Samuel et Irisea

Manou Damaye

 

Samuel et Iriséa

  Là, assis dans un fauteuil de velours rouge cramoisi, au centre de l’orchestre du Théâtre d’Ombre. Traits fatigués, cheveux mouillés de sueur, chemise à l’abandon, il est las.

  D’une voix atone, Mr Pietchowska, le concierge lui rappelle qu’il faut partir, sinon « il devrait compter des heures supplémentaires ». Il se redresse de toute la longueur de ses jambes, enfile un vieux manteau de laine. D’un pas souple, il échange le fauteuil  pour une chaise en rotin de la terrasse du « Chien qui fume », place des Victoires, face au théâtre. Là, il est las sur la chaise en rotin, élégant, régal à voir …tant de silence !

 /Là, elle est là, de l’autre côté de la place,  se fait lueur dans le soir. Elle prend son temps, le temps de le voir à la manière de « Voir » de Castaneda, de le déguster avant de fondre. C’est toujours un moment de douceur, si précieux. Elle sait,     il est préoccupé par son art, il ne sait pas encore qu’elle est là.  

     Elle voit ses narines trembler, humer l’air. Elle fait battre son cœur pour en augmenter sa lueur, se met à voler vers lui, lui empruntant sa gracieuse élégance.  Joyeuse, elle voit ; les muscles de son visage se détendent, un doux sourire  éclaire son regard jusque là si absent. C’est si plaisant de voleter ainsi vers lui, d’humer son odeur d’éther et de sueur.

Et voila, elle est là, luciole, à quelques battements d’ailes de celui qu’elle aime. Il n’a pas bougé de la chaise en rotin du « Chien qui fume ». Doucement elle se pose sur la pulpe de ses lèvres, il la cueille et l’avale comme on boit un nectar …tombe …  Tombe dans le coma.

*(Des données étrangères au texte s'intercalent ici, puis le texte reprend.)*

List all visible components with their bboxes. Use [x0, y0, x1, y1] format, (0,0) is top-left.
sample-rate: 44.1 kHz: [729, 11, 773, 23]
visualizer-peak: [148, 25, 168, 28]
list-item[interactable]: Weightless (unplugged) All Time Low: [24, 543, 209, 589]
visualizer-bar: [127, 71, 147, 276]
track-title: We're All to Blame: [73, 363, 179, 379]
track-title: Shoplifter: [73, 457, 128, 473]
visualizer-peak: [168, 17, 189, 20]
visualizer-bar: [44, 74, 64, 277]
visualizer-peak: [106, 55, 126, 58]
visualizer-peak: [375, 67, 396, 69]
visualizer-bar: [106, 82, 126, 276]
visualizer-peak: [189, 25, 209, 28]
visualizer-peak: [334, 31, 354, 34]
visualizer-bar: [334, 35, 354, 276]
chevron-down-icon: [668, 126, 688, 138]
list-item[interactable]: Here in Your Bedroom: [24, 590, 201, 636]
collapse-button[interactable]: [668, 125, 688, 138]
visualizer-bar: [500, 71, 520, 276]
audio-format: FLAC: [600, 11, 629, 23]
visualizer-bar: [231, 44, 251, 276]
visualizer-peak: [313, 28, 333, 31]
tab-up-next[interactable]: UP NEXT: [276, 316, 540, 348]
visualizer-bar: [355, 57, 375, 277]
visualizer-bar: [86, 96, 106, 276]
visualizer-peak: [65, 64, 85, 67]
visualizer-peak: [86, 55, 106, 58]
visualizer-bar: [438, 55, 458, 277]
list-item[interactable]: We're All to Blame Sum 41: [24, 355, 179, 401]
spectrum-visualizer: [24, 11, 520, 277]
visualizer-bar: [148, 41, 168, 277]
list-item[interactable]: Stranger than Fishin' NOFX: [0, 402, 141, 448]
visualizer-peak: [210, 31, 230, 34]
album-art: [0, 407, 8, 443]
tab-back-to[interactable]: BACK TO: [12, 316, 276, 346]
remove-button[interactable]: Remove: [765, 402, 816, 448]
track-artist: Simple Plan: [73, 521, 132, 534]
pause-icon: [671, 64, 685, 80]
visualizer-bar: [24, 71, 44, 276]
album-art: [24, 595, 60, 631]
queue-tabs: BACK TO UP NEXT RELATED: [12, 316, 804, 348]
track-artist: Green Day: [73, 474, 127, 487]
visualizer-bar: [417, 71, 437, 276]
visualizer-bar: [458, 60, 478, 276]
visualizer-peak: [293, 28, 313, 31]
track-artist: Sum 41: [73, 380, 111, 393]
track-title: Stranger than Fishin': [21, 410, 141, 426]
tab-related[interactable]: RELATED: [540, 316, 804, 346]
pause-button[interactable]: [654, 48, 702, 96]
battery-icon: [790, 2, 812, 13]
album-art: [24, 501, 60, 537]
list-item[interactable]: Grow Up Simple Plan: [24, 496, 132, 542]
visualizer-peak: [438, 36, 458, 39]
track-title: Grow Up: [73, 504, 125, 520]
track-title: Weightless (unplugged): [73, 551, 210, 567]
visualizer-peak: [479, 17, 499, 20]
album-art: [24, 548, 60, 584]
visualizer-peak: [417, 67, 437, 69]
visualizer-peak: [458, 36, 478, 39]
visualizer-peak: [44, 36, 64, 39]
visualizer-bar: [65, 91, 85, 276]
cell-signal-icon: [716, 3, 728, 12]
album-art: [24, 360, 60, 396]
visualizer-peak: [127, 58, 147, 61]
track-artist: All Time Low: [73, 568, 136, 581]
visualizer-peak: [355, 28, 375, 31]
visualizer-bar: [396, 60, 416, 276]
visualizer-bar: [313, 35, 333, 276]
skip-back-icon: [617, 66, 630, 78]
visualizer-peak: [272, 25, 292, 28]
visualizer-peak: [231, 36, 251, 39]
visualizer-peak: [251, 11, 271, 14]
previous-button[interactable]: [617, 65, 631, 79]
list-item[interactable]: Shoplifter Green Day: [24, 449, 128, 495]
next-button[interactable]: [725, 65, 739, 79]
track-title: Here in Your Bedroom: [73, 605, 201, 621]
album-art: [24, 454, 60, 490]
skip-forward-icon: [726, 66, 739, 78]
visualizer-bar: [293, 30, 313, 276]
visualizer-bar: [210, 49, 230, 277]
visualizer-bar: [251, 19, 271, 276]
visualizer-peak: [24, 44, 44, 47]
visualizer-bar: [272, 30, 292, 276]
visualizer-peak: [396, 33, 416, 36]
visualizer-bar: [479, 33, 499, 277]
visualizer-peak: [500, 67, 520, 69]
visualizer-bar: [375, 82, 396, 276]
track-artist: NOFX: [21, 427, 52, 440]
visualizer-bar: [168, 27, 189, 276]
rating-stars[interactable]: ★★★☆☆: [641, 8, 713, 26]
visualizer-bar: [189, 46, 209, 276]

  C’est ainsi que les portes de leurs mémoires s’ouvrent. Iriséa est devenue son guide, un amour de plusieurs vies. Tous deux réunis  voyagent dans l’éther, s’abreuvant, voyage faisant, des musiques qui avaient nourries toutes ces vies qui furent les leurs; Pergolèse, Bach, Mozart, Chopin et plus récemment Satie. Ils se noient dans les peintures de Tintoretto, Vermeer, Gauguin, et Franken, oh combien ! L’éternité a cela de parfait qu’elle contient tous les univers dans le moment présent.

  Iriséa attend que Samuel se dévoile. Elle laisse le temps au temps. Mais cette fois ci des flots de sons sortent de tout son être exprimant sa douleur de ce vide d’inspiration pour attirer le public dans son théâtre d’Ombre. Le monde se sent en crise, le monde n’applaudit plus que les variétés et les franches rigolades. Même le fidèle Mr Pietchowska commence à déprimer et à parler d’heure « sup » ! Lui qui était devenu concierge par amour du théâtre, pour ne pas en rater une miette ! Il ferait un spectacle sur elle bien sur, ferait voleter des lucioles vers les spectateurs, leurs parlerait de…. mais ; car il y a souvent un mais … les aiguilles de l’horloge de la vie tournent. Iriséa amène son protégé à la vitesse de la lumière dans les montagnes de l’Hélicon près de l’Olympe. Elle veut lui offrir un bain de Muses et d’inspiration.  Samuel n’avait d’yeux que pour elle. Ils connaissent par cœur l’issue de ces rendez vous bonheur !

  Ses grands yeux bleu lavande s’ouvrent sur le mur blanc de la chambre de l’hôpital St Anne. Elle est là, l’infirmière qui guette son réveil avec sa bienveillance habituelle. Sur le drap blanc est écrit, Iriséa, 100% coton, bouillir à 90°. Samuel chercha du regard la bouteille d’alcool  sur le chariot de l’infirmière et dit «  A bientôt » à son prochain rendez vous coma.